Cette prime est très importante pour les bas salaires (dont les facteurs/rices contractuel.le.s, DA-low cost) car c’est leur seule prime conséquente. Elle dépend de la satisfaction des client.e.s (tant de la firme qui envoie ses paquets que du/de la citoyen.ne qui l’attend), de la productivité par rapport aux pays voisins, de notre présentéisme et bien sûr des bénéfices engendrés après paiement des dividendes aux actionnaires ( dont l’Etat à 51 %). Donc rien n’est moins sûr !

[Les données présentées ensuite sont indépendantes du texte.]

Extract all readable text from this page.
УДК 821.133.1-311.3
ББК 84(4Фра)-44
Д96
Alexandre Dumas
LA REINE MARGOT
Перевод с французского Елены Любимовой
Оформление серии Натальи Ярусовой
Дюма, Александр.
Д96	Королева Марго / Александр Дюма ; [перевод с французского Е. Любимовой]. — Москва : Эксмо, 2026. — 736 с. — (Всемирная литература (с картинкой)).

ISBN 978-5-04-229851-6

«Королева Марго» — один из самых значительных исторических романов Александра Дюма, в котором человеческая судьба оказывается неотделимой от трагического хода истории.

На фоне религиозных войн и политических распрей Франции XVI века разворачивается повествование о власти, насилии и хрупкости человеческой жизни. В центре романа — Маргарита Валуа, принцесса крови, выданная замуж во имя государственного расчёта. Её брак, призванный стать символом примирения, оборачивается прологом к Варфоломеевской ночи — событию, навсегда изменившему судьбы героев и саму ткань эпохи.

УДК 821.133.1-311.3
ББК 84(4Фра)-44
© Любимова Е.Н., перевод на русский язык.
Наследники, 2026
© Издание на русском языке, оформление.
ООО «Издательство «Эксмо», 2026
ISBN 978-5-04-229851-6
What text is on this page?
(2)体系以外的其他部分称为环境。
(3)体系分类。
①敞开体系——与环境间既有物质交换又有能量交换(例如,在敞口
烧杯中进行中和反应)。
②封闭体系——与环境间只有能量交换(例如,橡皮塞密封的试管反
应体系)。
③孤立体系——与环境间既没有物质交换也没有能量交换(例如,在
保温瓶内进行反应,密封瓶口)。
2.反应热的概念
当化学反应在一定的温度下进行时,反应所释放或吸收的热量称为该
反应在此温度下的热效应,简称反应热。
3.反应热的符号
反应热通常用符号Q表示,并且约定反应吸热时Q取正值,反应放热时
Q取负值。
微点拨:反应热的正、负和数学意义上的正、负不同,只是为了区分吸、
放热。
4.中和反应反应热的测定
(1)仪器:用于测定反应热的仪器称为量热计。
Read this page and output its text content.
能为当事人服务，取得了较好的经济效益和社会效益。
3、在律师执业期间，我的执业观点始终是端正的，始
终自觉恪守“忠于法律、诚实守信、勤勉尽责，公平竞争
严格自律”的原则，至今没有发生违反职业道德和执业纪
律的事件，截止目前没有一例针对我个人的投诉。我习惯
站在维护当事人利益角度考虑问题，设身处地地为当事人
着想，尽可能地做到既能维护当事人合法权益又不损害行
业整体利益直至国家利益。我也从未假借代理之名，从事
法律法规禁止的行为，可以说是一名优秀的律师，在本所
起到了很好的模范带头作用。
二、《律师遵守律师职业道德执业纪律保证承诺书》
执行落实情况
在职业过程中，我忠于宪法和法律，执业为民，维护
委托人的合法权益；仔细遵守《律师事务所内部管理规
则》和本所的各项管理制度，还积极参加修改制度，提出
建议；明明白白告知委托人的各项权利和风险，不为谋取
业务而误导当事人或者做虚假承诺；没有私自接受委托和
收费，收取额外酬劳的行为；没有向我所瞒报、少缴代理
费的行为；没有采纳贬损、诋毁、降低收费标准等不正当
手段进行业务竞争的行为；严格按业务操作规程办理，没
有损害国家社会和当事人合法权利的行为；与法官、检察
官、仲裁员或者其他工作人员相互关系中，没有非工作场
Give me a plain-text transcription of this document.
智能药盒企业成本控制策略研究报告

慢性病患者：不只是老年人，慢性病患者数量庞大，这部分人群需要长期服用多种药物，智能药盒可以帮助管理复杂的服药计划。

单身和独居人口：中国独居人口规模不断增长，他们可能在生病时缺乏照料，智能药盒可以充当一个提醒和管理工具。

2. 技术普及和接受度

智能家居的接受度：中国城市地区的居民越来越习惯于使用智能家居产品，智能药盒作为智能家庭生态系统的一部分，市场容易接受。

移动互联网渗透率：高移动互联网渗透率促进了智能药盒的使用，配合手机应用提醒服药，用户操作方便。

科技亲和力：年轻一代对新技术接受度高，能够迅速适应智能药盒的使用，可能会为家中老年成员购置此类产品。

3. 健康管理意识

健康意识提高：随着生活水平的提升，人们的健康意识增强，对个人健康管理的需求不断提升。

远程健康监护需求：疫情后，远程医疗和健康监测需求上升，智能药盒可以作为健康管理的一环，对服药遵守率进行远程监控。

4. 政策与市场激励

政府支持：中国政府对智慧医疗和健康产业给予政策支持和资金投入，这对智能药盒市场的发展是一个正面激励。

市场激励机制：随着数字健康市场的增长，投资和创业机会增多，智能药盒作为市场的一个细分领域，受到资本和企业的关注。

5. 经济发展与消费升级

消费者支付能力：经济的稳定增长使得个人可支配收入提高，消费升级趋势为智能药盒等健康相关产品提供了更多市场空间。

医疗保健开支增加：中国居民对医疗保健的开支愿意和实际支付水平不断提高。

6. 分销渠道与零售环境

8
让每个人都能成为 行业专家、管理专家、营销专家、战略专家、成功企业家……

G : Vous n’avez donc une garantie que les efforts aujourd’hui ne risquent pas de diminuer vite pouvoir d’achat ? Que dit Bpost ? Que disent les syndicats ?
S : Rien ! Elle nous remercie quotidiennement de notre courage héroïque. Mais à part les règles de sécurité, nous n’avons pas d’autres nouvelles concrètes.
Quant aux syndicats, nous avons de nombreuses consignes pour les atteindre (car ils sont en télétravail), et des conseils sur les procédures de mise en chômage partiel. Nous n’avons plus de réunion. J’avais proposé de faire des réunions virtuelles mais je n’ai pas eu de réponse malheureusement. Je pense que cela aurait été utile tant pour connaître la situation dans les différentes plateformes, les guichets, les centres de distribution qui vivons des réalités très différentes que pour le maintien du moral.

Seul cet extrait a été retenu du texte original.